You’d have to stop the world just to stop the feeling.
That’s what Johnny told them one year ago. Just before everything fell apart. Before the silence. Before they disappeared.
He said it with that maddening, half-cocked grin—like he knew exactly how it would end, and how it wouldn’t.
Because Johnny MacTavish always knew.
They’d walked away anyway. Said they didn’t feel the same. Said it wasn’t real. Said they weren’t like that. Told themselves the same lie so many times it started to sound like truth.

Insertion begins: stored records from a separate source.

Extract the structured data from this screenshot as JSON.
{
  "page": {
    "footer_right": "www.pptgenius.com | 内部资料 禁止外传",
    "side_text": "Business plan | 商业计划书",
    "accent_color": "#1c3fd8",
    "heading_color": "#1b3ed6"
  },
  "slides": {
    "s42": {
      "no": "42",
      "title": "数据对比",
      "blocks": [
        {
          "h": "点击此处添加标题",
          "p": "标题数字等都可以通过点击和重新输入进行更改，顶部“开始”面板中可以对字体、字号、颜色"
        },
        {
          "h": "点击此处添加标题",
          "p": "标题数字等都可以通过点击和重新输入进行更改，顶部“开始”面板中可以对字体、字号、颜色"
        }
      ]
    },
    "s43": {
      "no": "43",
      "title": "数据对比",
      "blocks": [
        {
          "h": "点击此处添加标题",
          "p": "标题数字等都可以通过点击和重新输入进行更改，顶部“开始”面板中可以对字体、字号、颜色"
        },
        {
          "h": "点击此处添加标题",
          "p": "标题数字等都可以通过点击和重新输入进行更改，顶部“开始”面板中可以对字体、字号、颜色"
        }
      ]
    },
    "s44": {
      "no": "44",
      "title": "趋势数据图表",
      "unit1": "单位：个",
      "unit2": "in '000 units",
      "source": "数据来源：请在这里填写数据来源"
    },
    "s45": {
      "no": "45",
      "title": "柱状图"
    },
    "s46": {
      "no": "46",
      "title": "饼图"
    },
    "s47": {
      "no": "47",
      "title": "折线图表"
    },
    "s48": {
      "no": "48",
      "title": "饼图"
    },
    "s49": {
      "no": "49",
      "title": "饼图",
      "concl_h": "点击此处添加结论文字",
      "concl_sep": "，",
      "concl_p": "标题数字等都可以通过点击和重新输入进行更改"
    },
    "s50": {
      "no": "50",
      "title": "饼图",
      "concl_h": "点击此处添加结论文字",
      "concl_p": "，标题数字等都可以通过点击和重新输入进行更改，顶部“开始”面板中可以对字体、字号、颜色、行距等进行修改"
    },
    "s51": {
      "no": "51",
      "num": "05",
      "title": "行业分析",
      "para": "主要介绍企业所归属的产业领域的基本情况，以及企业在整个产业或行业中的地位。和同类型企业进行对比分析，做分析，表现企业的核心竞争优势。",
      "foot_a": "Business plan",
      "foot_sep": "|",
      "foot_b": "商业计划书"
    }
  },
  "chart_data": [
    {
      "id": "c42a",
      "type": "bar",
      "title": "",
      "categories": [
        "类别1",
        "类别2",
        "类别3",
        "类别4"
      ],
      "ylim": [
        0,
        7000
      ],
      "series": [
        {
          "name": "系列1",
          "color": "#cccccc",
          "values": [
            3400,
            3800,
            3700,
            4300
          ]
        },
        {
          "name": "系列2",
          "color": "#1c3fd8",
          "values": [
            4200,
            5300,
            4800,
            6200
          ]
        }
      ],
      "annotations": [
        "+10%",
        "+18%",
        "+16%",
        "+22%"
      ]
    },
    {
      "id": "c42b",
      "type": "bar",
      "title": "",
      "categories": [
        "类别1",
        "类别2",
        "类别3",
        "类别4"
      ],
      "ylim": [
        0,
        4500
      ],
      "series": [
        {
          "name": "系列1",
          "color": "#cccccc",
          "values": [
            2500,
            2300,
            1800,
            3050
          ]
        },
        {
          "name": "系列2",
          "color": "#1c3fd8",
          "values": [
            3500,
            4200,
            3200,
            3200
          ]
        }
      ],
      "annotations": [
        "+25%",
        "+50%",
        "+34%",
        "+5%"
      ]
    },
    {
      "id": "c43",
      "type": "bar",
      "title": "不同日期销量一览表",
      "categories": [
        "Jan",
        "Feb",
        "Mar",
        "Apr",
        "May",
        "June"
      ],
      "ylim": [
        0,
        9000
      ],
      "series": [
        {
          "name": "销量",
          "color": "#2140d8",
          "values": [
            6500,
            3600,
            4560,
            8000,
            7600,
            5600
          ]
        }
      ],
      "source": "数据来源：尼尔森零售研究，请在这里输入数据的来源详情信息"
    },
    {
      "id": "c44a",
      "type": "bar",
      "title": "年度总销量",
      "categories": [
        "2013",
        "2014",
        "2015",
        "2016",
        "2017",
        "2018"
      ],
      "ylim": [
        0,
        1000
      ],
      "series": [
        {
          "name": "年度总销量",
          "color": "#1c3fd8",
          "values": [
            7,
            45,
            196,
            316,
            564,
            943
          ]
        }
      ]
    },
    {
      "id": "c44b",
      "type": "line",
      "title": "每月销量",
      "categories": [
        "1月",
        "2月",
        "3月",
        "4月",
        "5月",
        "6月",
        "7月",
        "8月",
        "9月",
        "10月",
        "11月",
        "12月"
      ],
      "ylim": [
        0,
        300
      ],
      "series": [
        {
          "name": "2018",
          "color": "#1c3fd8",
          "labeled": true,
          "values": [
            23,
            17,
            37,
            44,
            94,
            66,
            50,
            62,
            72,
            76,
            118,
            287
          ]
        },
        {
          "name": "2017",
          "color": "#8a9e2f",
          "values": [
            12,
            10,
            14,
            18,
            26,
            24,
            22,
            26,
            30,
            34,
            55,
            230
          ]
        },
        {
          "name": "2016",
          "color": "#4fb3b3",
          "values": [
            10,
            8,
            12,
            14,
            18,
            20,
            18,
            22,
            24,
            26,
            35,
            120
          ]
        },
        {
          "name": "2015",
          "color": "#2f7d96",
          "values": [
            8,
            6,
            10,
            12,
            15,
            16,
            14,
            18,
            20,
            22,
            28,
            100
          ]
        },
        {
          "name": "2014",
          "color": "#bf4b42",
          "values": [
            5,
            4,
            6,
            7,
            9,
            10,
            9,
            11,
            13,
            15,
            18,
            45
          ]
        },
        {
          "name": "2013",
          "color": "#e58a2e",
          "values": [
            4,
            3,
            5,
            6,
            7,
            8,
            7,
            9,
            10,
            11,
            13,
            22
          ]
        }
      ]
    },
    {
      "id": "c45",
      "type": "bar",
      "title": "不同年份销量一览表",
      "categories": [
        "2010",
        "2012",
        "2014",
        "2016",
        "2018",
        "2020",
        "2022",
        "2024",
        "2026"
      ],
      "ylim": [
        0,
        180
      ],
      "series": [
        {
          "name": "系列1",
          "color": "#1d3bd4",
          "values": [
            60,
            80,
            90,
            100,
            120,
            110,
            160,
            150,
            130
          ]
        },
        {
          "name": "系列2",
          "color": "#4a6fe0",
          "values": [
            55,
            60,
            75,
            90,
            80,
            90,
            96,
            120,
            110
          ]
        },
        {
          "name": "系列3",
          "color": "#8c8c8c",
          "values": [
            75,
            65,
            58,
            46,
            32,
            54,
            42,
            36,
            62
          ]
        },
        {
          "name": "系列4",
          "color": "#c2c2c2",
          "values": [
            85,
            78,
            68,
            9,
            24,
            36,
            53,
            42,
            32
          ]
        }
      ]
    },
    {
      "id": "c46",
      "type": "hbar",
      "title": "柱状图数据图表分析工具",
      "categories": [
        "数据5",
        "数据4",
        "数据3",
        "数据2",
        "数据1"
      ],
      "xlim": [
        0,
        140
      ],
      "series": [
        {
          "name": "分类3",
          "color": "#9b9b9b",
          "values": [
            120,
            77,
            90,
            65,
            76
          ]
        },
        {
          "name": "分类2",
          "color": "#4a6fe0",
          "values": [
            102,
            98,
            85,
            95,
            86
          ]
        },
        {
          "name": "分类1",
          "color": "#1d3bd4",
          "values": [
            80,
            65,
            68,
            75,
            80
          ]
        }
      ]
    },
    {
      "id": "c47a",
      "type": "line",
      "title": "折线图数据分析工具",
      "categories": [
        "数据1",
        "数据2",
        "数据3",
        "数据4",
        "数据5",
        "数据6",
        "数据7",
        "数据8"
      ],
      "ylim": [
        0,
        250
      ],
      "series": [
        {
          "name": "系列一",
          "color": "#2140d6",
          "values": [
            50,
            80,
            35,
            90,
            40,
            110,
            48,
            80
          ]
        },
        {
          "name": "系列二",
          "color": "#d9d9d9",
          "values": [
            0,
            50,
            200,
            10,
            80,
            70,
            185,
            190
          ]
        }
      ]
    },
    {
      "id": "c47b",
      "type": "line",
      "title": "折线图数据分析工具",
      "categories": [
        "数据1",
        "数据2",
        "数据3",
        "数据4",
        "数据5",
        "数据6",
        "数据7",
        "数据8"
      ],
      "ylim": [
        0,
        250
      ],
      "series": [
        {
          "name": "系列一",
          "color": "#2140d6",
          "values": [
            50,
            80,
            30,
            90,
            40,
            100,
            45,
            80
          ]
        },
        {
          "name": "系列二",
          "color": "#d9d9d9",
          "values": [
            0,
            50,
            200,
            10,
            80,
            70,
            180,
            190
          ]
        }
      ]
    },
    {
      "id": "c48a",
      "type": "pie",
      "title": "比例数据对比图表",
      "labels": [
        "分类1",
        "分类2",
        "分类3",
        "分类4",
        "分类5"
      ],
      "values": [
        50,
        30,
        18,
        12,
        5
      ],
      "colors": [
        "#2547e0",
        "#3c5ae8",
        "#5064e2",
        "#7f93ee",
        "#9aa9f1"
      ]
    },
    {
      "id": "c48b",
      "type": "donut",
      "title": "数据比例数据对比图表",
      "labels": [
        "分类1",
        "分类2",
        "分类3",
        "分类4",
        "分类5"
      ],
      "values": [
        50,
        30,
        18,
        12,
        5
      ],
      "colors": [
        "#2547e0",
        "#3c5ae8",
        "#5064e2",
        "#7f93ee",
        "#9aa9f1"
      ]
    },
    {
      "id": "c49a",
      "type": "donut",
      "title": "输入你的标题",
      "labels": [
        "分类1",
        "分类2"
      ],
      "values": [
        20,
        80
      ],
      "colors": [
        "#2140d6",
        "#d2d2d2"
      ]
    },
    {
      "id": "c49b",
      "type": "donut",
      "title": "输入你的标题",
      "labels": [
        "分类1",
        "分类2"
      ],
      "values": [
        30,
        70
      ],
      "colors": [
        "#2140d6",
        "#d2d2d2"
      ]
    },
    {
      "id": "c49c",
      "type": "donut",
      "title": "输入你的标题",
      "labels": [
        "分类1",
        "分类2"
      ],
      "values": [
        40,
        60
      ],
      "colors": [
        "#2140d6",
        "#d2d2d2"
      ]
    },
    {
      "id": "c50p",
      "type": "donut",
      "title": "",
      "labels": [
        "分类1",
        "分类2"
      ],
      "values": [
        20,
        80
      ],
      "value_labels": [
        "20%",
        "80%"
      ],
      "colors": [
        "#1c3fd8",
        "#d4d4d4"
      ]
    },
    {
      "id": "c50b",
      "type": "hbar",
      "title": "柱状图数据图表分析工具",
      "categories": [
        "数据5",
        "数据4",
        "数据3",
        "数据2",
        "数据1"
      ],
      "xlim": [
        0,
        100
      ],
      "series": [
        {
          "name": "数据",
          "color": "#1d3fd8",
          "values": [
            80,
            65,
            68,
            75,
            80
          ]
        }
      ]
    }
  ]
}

One year. Not a word. Not a call. Just shadows and radio silence.
And then—this.
The park was half-empty, chill in the air. Birds quiet, like they knew something was about to hit the ground. And there he was, standing under the same oak tree where it all started.
Same mohawk. Same ink on his arms. Same eyes, like fire and forgiveness all in one.
He didn’t say much. He didn’t have to.
“I told you so,” Johnny muttered, arms crossed, jaw tight. There was a scar on his chin now. Something new. But the pain in his voice? That was old.
And when they looked up at him, all the things they buried clawed their way back to the surface, gasping for air.
They weren’t boys anymore. Weren’t soldiers pretending not to feel.
Just two men standing in the wreckage of a truth they never could outrun.